海保への電話8割近くが「応援」
こうした意見の背景には、ビデオを見れば中国船側の問題行為は「一目瞭然」(前原誠司・国土交通相=当時)とされながら、一般公開されてこなかったために中国側からの反論を許した、との不満がある。中国漁船の船長が釈放され「裁判の証拠」となる可能性は事実上なくなった段階で、機密扱いする必要性は低くなっていたではないか、というわけだ。
全国紙の社説(11月6日付)は、「流出犯の弁護」をかってでるところはなく、力点の置き方に違いはあるが、流出自体は問題視している。

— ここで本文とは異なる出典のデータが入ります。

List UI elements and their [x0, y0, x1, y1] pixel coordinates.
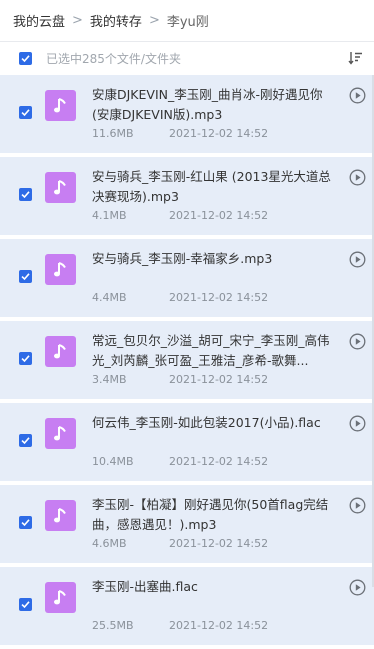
music-note-icon [45, 500, 76, 531]
file-row[interactable]: 安康DJKEVIN_李玉刚_曲肖冰-刚好遇见你(安康DJKEVIN版).mp3 … [0, 75, 374, 157]
chevron-right-icon: > [72, 13, 83, 28]
file-name: 安与骑兵_李玉刚-幸福家乡.mp3 [92, 251, 273, 266]
file-row[interactable]: 常远_包贝尔_沙溢_胡可_宋宁_李玉刚_高伟光_刘芮麟_张可盈_王雅洁_彦希-歌… [0, 321, 374, 403]
music-note-icon [45, 418, 76, 449]
sort-icon[interactable] [348, 51, 363, 68]
play-icon[interactable] [349, 415, 366, 436]
file-size: 10.4MB [92, 455, 134, 468]
breadcrumb-my-cloud[interactable]: 我的云盘 [13, 11, 65, 30]
music-note-icon [45, 172, 76, 203]
breadcrumb-current-folder: 李yu刚 [166, 15, 209, 30]
chevron-right-icon: > [148, 13, 160, 28]
file-meta: 3.4MB 2021-12-02 14:52 [92, 373, 268, 386]
breadcrumb: 我的云盘 > 我的转存 > 李yu刚 [0, 0, 374, 42]
file-row[interactable]: 安与骑兵_李玉刚-红山果 (2013星光大道总决赛现场).mp3 4.1MB 20… [0, 157, 374, 239]
file-date: 2021-12-02 14:52 [169, 127, 269, 140]
music-note-icon [45, 254, 76, 285]
file-size: 4.4MB [92, 291, 127, 304]
play-icon[interactable] [349, 333, 366, 354]
file-checkbox[interactable] [19, 188, 32, 201]
play-icon[interactable] [349, 87, 366, 108]
file-checkbox[interactable] [19, 434, 32, 447]
file-checkbox[interactable] [19, 516, 32, 529]
file-size: 3.4MB [92, 373, 127, 386]
file-row[interactable]: 李玉刚-出塞曲.flac 25.5MB 2021-12-02 14:52 [0, 567, 374, 649]
file-name: 安康DJKEVIN_李玉刚_曲肖冰-刚好遇见你(安康DJKEVIN版).mp3 [92, 87, 323, 122]
file-meta: 10.4MB 2021-12-02 14:52 [92, 455, 268, 468]
file-date: 2021-12-02 14:52 [169, 537, 269, 550]
file-size: 11.6MB [92, 127, 134, 140]
file-row[interactable]: 安与骑兵_李玉刚-幸福家乡.mp3 4.4MB 2021-12-02 14:52 [0, 239, 374, 321]
music-note-icon [45, 336, 76, 367]
file-list: 安康DJKEVIN_李玉刚_曲肖冰-刚好遇见你(安康DJKEVIN版).mp3 … [0, 75, 374, 649]
file-checkbox[interactable] [19, 106, 32, 119]
play-icon[interactable] [349, 497, 366, 518]
file-meta: 11.6MB 2021-12-02 14:52 [92, 127, 268, 140]
file-date: 2021-12-02 14:52 [169, 455, 269, 468]
file-checkbox[interactable] [19, 270, 32, 283]
file-meta: 4.1MB 2021-12-02 14:52 [92, 209, 268, 222]
file-size: 4.6MB [92, 537, 127, 550]
file-checkbox[interactable] [19, 598, 32, 611]
file-size: 25.5MB [92, 619, 134, 632]
select-all-checkbox[interactable] [19, 52, 32, 65]
file-date: 2021-12-02 14:52 [169, 209, 269, 222]
play-icon[interactable] [349, 169, 366, 190]
file-name: 安与骑兵_李玉刚-红山果 (2013星光大道总决赛现场).mp3 [92, 169, 331, 204]
file-date: 2021-12-02 14:52 [169, 619, 269, 632]
file-name: 李玉刚-【柏凝】刚好遇见你(50首flag完结曲，感恩遇见！).mp3 [92, 497, 329, 532]
file-checkbox[interactable] [19, 352, 32, 365]
file-size: 4.1MB [92, 209, 127, 222]
breadcrumb-my-transfers[interactable]: 我的转存 [90, 11, 142, 30]
play-icon[interactable] [349, 251, 366, 272]
file-meta: 4.6MB 2021-12-02 14:52 [92, 537, 268, 550]
file-meta: 4.4MB 2021-12-02 14:52 [92, 291, 268, 304]
selection-count-text: 已选中285个文件/文件夹 [46, 52, 181, 66]
file-row[interactable]: 何云伟_李玉刚-如此包装2017(小品).flac 10.4MB 2021-12-… [0, 403, 374, 485]
file-name: 李玉刚-出塞曲.flac [92, 579, 198, 594]
music-note-icon [45, 90, 76, 121]
file-meta: 25.5MB 2021-12-02 14:52 [92, 619, 268, 632]
file-name: 常远_包贝尔_沙溢_胡可_宋宁_李玉刚_高伟光_刘芮麟_张可盈_王雅洁_彦希-歌… [92, 333, 330, 368]
file-date: 2021-12-02 14:52 [169, 373, 269, 386]
play-icon[interactable] [349, 579, 366, 600]
selection-bar: 已选中285个文件/文件夹 [0, 42, 374, 75]
file-date: 2021-12-02 14:52 [169, 291, 269, 304]
file-name: 何云伟_李玉刚-如此包装2017(小品).flac [92, 415, 321, 430]
file-row[interactable]: 李玉刚-【柏凝】刚好遇见你(50首flag完结曲，感恩遇见！).mp3 4.6M… [0, 485, 374, 567]
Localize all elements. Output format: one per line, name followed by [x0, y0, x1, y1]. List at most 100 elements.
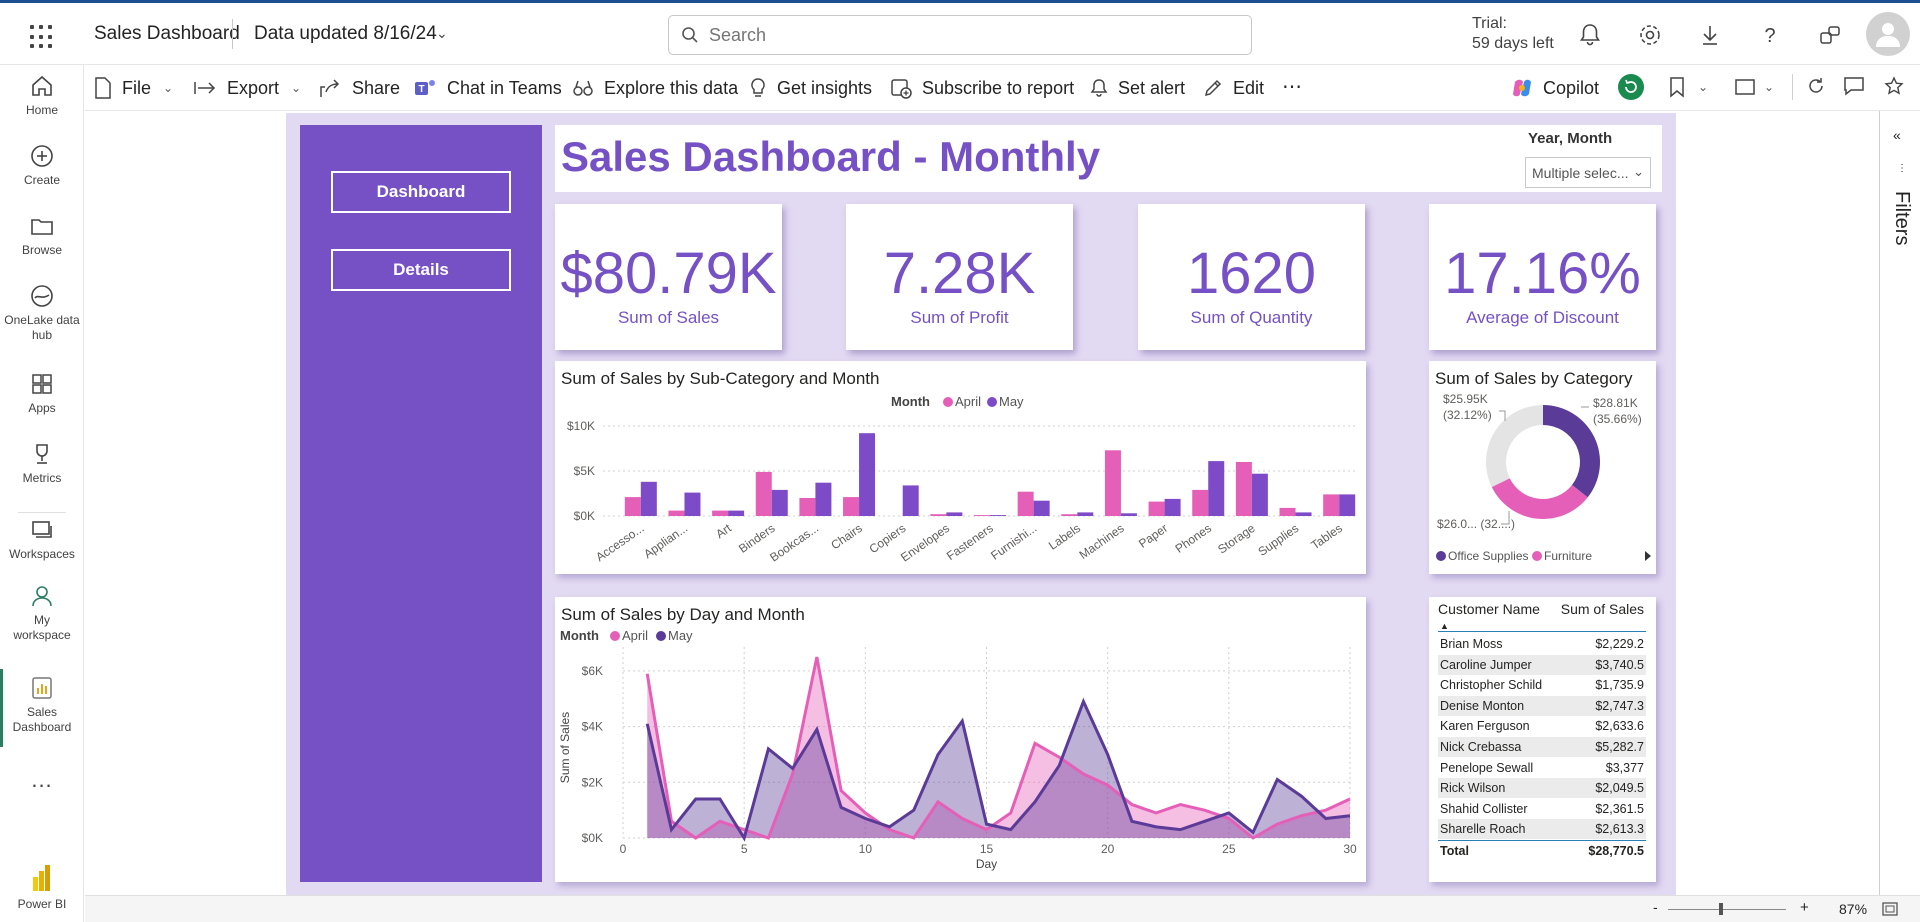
- collapse-left-icon[interactable]: «: [1893, 127, 1901, 143]
- app-launcher-icon[interactable]: [28, 23, 56, 51]
- gear-icon[interactable]: [1636, 21, 1664, 49]
- legend-label: Office Supplies: [1448, 549, 1529, 563]
- trial-status[interactable]: Trial: 59 days left: [1472, 14, 1554, 54]
- x-tick-label: Labels: [1046, 521, 1083, 553]
- column-header-customer[interactable]: Customer Name: [1438, 601, 1540, 617]
- download-icon[interactable]: [1696, 21, 1724, 49]
- zoom-out-button[interactable]: -: [1653, 899, 1658, 915]
- chevron-down-icon[interactable]: ⌄: [436, 25, 448, 42]
- file-menu-button[interactable]: File ⌄: [94, 76, 173, 100]
- help-icon[interactable]: ?: [1756, 21, 1784, 49]
- rail-item-browse[interactable]: Browse: [0, 213, 84, 258]
- donut-chart[interactable]: $28.81K(35.66%)$25.95K(32.12%)$26.0... (…: [1429, 361, 1656, 574]
- bar-chart-panel[interactable]: Sum of Sales by Sub-Category and Month M…: [555, 361, 1366, 574]
- table-row[interactable]: Rick Wilson $2,049.5: [1438, 778, 1646, 799]
- rail-item-apps[interactable]: Apps: [0, 371, 84, 416]
- kpi-card-quantity[interactable]: 1620 Sum of Quantity: [1138, 204, 1365, 350]
- filter-bar-icon: ⋮: [1897, 163, 1907, 174]
- export-icon: [194, 82, 216, 94]
- edit-button[interactable]: Edit: [1203, 76, 1264, 100]
- refresh-status-icon[interactable]: [1617, 73, 1645, 101]
- x-tick-label: Envelopes: [898, 521, 952, 565]
- rail-item-create[interactable]: Create: [0, 143, 84, 188]
- powerbi-logo[interactable]: Power BI: [0, 863, 84, 912]
- year-month-slicer[interactable]: Multiple selec... ⌄: [1525, 157, 1651, 188]
- bar-may: [902, 485, 919, 516]
- favorite-star-icon[interactable]: [1884, 76, 1904, 96]
- legend-label-april: April: [622, 628, 648, 643]
- bar-april: [1104, 450, 1121, 516]
- file-icon: [95, 77, 111, 99]
- more-icon[interactable]: ...: [0, 769, 84, 791]
- column-header-sales[interactable]: Sum of Sales: [1561, 601, 1644, 617]
- table-row[interactable]: Christopher Schild $1,735.9: [1438, 675, 1646, 695]
- chevron-down-icon[interactable]: ⌄: [1764, 80, 1774, 94]
- avatar[interactable]: [1866, 12, 1910, 56]
- share-button[interactable]: Share: [318, 76, 400, 100]
- chevron-down-icon[interactable]: ⌄: [1698, 80, 1708, 94]
- set-alert-button[interactable]: Set alert: [1090, 76, 1185, 100]
- view-icon[interactable]: [1734, 78, 1756, 96]
- feedback-icon[interactable]: [1816, 21, 1844, 49]
- chat-label: Chat in Teams: [447, 77, 562, 98]
- rail-item-home[interactable]: Home: [0, 73, 84, 118]
- rail-label: OneLake data hub: [4, 313, 80, 342]
- app-title[interactable]: Sales Dashboard: [94, 23, 240, 45]
- search-box[interactable]: [668, 15, 1252, 55]
- area-chart-panel[interactable]: Sum of Sales by Day and Month Month April…: [555, 597, 1366, 882]
- filters-label[interactable]: Filters: [1890, 191, 1913, 245]
- donut-chart-panel[interactable]: Sum of Sales by Category $28.81K (35.66%)…: [1429, 361, 1656, 574]
- rail-item-my-workspace[interactable]: My workspace: [0, 583, 84, 643]
- copilot-button[interactable]: Copilot: [1511, 76, 1599, 100]
- legend-label: Furniture: [1544, 549, 1592, 563]
- rail-item-workspaces[interactable]: Workspaces: [0, 517, 84, 562]
- rail-item-sales-dashboard[interactable]: Sales Dashboard: [0, 675, 84, 735]
- data-updated-text[interactable]: Data updated 8/16/24: [254, 23, 437, 45]
- filters-pane[interactable]: « ⋮ Filters: [1879, 111, 1920, 895]
- explore-data-button[interactable]: Explore this data: [572, 76, 738, 100]
- bar-may: [1295, 512, 1312, 516]
- table-row[interactable]: Penelope Sewall $3,377: [1438, 758, 1646, 778]
- zoom-in-button[interactable]: +: [1800, 899, 1809, 916]
- zoom-level[interactable]: 87%: [1839, 901, 1867, 917]
- x-tick-label: Fasteners: [944, 521, 996, 563]
- rail-item-metrics[interactable]: Metrics: [0, 441, 84, 486]
- bar-may: [640, 481, 657, 516]
- explore-label: Explore this data: [604, 77, 739, 98]
- search-input[interactable]: [709, 24, 1229, 46]
- get-insights-button[interactable]: Get insights: [749, 76, 872, 100]
- zoom-slider[interactable]: [1668, 909, 1786, 910]
- table-row[interactable]: Karen Ferguson $2,633.6: [1438, 716, 1646, 736]
- details-nav-button[interactable]: Details: [331, 249, 511, 291]
- bar-chart[interactable]: Month April May $0K $5K $10K Accesso...Applian…: [555, 361, 1366, 574]
- table-row[interactable]: Denise Monton $2,747.3: [1438, 695, 1646, 716]
- fit-page-icon[interactable]: [1882, 902, 1898, 916]
- kpi-card-profit[interactable]: 7.28K Sum of Profit: [846, 204, 1073, 350]
- kpi-label: Sum of Quantity: [1190, 308, 1313, 327]
- more-options-icon[interactable]: ⋯: [1282, 74, 1302, 98]
- dashboard-nav-button[interactable]: Dashboard: [331, 171, 511, 213]
- refresh-icon[interactable]: [1806, 76, 1826, 96]
- export-menu-button[interactable]: Export ⌄: [193, 76, 301, 100]
- chat-in-teams-button[interactable]: T Chat in Teams: [413, 76, 562, 100]
- share-label: Share: [352, 77, 401, 98]
- area-chart[interactable]: Month April May $0K $2K $4K $6K 0 5 10 15 20 25 30 Day…: [555, 597, 1366, 882]
- table-row[interactable]: Brian Moss $2,229.2: [1438, 634, 1646, 654]
- table-row[interactable]: Shahid Collister $2,361.5: [1438, 799, 1646, 819]
- table-row[interactable]: Nick Crebassa $5,282.7: [1438, 737, 1646, 757]
- bell-icon[interactable]: [1576, 21, 1604, 49]
- bookmark-icon[interactable]: [1668, 76, 1686, 98]
- table-row[interactable]: Sharelle Roach $2,613.3: [1438, 819, 1646, 840]
- comment-icon[interactable]: [1843, 76, 1865, 96]
- table-row[interactable]: Caroline Jumper $3,740.5: [1438, 654, 1646, 675]
- kpi-card-sales[interactable]: $80.79K Sum of Sales: [555, 204, 782, 350]
- bar-april: [1061, 514, 1078, 516]
- zoom-slider-handle[interactable]: [1719, 903, 1723, 915]
- kpi-card-discount[interactable]: 17.16% Average of Discount: [1429, 204, 1656, 350]
- rail-item-onelake[interactable]: OneLake data hub: [0, 283, 84, 343]
- subscribe-button[interactable]: Subscribe to report: [890, 76, 1074, 100]
- sort-up-icon[interactable]: ▲: [1440, 621, 1449, 631]
- bar-april: [755, 471, 772, 516]
- x-tick-label: Storage: [1215, 521, 1258, 557]
- report-title: Sales Dashboard - Monthly: [561, 133, 1101, 180]
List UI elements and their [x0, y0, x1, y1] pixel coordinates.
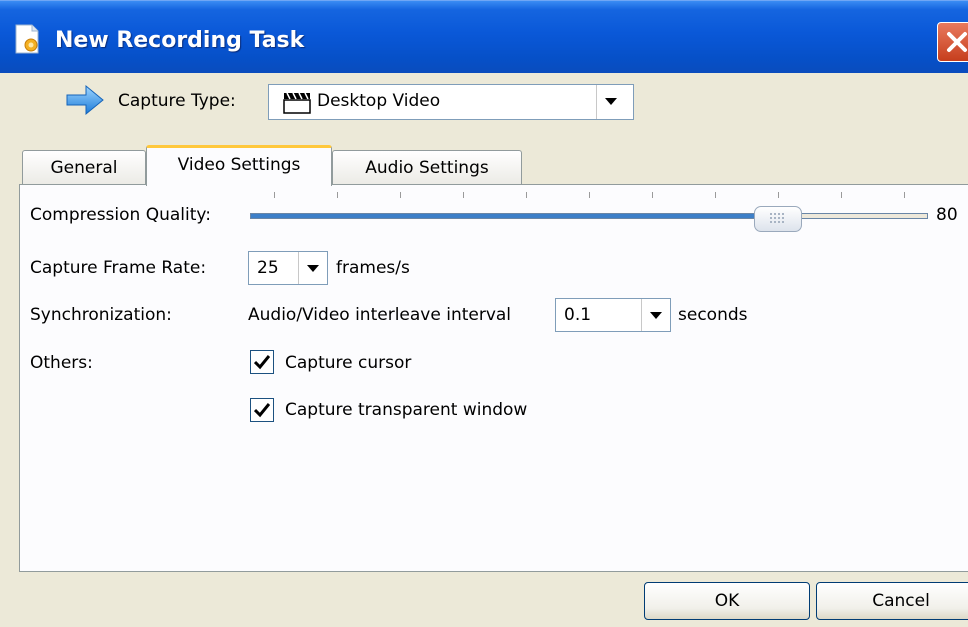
- frame-rate-unit: frames/s: [336, 258, 410, 278]
- interleave-interval-unit: seconds: [678, 305, 748, 325]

今後の一般公開について、日経と産経は「踏み切るべきだ」と主張し、朝日は「短絡的な判断は慎まなければならない」と慎重な姿勢を示している。
尖閣諸島をかかえる沖縄・石垣現地の声はどうなっているのだろうか。石垣市議会の伊良皆高信議長にきいてみた。
伊良皆議長は、「映像流出犯の問題ばかりが騒がれ、尖閣諸島問題の本質が置き去りにされるのが心配だ」と話す。今回の事件を受け、尖閣周辺を警備・警戒する海保や水産庁の船を増強するのかどうかなどについて一向に議論が進んでいる気配がない、と懸念を示している。「本質から目をそらすのは困ります」。
海上保安庁の政策評価広報室によると、「流出」が大きく報じられた11月5日以降8日正午現在で、電話が177件、メールが770件寄せられた。電話では8割近くの138件が、海保を「応援する」内容だという。流出そのものに対する意見というよりも、「(海保が)頑張っているのが分かった」「ありがとう」といった反応が多いそうだ。一方で「情報管理をきちんとすべきだ」との批判の声もある。メールの内容については「まだ分析できていない」。